Artúr Poór (Eötvös Loránd University): Semantic Query Language for RefactorErl

RefactorErl is a static source code analyzer tool for the Erlang programming language. The tool stores the results of lexical, syntactical and semantical analysis in a program graph. The information stored in the graph is available via a semantic query language. Unfortunately the query language proved to be inflexible during years causing several problems while implementing new language features. In this talk we will give an overview of the query language of RefactorErl, and we will attempt to identify the causes led to the current state. We will present a new query language and its new features, and will compare the two languages on extensibility and readability.

Barnabás Králik, Tamás Kozsik (Eötvös Loránd University): Term-rewriting and Subtyping

Pattern matching and term rewriting are generally considered to be good vehicles for specifying the semantics of programming languages. Mainstream languages supporting these features exist, yet they have some features missing which make the today's programmer feel constrained when implementing compilers. Experience with the Scala and Stratego languages suggest that both a rich type system (as in Scala) and deep pattern matching (as in Stratego) aid the process of compiler construction and maintenance. We are designing a typed language for software transformation that has both of these features. We introduce W#, a purely functional, strongly typed term rewriting language. Design challenges include enabling unbounded pattern matching and enabling subtyping while letting rewriting rules keep the dynamic type of terms intact. For the former purpose, we have based our answer on Stratego's notion of strategies. For the latter, we propose the introduction of a new type construct that aids in partially modifying terms even if its static and dynamic types differ.

Veronika Szabóová, Zdeněk Havlice (Technical University of Košice): An MDA Approach for Integrating Requirement Models as Content of a Knowledge Layer into Self-Aware Systems

In this paper we propose a new method for integrating an auto-reflexive knowledge layer containing requirement models at the source code level as a tool for preventing and resolving inconsistencies that could be introduced into the system by modifying it directly. The method proposes a module integrated into the development environment that utilizes the knowledge layer by using the model-driven architecture approach to perform consistency testing of the modified model with the current version of the source code. The work further proposes a method for using the knowledge layer directly in the application as a tool for visualizing the software architecture on a higher level of abstraction. This is useful for an easy and straightforward self-monitoring of the system and allows for prompt resolving of problems that may occur in the system during it’s use by visualizing them.

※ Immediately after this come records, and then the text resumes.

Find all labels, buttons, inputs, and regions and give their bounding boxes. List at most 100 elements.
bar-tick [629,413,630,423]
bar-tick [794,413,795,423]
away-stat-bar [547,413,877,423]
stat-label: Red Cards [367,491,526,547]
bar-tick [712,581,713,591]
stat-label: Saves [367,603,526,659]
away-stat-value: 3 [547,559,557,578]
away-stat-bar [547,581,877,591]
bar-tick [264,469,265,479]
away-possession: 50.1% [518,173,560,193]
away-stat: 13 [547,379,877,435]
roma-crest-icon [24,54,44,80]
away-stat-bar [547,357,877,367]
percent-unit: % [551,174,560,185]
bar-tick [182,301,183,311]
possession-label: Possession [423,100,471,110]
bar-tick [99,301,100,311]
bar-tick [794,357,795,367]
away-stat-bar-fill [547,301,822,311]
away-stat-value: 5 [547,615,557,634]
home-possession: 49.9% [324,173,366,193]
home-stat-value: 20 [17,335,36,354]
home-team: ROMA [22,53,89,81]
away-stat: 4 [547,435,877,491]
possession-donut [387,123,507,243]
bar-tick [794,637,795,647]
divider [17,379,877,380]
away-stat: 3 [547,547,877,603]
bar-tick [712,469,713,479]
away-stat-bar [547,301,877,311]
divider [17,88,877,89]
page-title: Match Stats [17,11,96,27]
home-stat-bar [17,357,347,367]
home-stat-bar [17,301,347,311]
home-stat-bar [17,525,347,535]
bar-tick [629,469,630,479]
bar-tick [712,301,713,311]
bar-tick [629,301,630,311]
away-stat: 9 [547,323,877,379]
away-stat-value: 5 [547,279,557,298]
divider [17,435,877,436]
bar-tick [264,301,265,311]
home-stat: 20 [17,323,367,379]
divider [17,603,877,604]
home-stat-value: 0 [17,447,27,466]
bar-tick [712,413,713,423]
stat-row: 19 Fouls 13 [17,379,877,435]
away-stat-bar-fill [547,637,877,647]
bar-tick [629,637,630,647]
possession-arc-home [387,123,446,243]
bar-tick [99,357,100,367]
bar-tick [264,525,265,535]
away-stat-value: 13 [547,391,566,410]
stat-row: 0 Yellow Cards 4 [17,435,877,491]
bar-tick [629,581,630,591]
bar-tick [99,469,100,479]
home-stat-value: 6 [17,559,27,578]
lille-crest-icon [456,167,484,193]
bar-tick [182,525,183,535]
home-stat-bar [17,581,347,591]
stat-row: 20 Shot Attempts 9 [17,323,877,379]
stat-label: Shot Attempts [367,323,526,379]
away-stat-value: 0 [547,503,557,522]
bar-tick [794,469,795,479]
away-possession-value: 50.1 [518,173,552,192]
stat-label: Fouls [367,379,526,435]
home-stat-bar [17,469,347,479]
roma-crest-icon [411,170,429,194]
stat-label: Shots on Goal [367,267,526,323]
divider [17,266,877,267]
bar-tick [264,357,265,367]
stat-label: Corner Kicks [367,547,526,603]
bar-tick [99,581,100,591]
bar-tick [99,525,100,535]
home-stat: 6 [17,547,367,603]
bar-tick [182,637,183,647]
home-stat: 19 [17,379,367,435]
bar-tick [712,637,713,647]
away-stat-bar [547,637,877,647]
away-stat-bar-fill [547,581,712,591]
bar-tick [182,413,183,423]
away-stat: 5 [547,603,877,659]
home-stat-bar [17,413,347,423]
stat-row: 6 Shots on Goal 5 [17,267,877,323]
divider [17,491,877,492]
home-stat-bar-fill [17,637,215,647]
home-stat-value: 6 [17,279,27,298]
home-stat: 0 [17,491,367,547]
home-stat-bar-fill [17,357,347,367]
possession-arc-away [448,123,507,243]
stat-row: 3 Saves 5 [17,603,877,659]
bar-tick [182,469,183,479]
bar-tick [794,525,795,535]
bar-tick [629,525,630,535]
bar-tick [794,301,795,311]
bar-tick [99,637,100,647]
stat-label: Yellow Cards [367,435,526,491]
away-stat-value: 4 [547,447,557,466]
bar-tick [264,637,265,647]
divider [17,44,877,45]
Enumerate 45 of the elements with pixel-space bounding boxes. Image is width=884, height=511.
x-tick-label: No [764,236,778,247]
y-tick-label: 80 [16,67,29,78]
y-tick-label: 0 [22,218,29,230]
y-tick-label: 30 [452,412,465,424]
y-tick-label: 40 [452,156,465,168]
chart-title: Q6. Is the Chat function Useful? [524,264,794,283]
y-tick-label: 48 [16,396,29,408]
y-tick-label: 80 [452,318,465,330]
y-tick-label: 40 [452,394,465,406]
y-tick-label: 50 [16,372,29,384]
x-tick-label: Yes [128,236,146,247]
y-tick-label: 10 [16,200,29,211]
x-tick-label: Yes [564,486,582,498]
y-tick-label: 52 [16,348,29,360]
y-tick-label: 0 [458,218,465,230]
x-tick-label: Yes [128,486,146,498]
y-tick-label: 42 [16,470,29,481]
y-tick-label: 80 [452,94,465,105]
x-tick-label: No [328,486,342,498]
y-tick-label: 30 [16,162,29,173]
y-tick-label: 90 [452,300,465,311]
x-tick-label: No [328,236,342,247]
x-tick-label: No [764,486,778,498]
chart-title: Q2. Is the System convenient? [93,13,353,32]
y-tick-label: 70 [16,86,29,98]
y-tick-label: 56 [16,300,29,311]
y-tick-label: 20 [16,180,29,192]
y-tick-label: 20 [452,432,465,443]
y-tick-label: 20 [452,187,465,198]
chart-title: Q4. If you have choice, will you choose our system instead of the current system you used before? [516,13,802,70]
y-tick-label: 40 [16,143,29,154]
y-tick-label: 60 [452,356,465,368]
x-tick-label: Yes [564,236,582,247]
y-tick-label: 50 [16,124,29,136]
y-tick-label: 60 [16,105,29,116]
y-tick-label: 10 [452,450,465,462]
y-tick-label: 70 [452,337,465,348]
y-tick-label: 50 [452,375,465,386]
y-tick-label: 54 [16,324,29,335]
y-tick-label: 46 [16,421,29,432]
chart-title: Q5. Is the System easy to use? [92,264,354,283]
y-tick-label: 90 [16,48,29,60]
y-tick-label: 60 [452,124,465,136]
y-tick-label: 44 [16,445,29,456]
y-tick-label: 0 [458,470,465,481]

Tamás Cséri, Gábor Horváth and Zalán Szűgyi (Eötvös Loránd University): Measuring the Instantiation Coverage of C++ Template Metaprograms

Template metaprogramming is a functional programming technique in C++ where we execute algorithms at compile time with the help of cleverly defined templates. Template metaprograms are used in the foundations of modern C++ applications and libraries, therefore we should very rigorous in their testing. As the tests are also executed at compile time, it is not trivial to reason about their completeness. Particularly, we require an almost full coverage on the template instantiations. Since standard test coverage tools operate at run-time, we had to implement our own tool that assesses test coverage at compile time. Our goal is to aid the programmers in testing of complex template metaprograms. For a good test suite we expect that every template specialization is checked at least once. Therefore we investigate the template definitions and their instantiations. We extended the Clang C++ compiler to identify template definitions and detect the missing instantiations. We report the untested templates.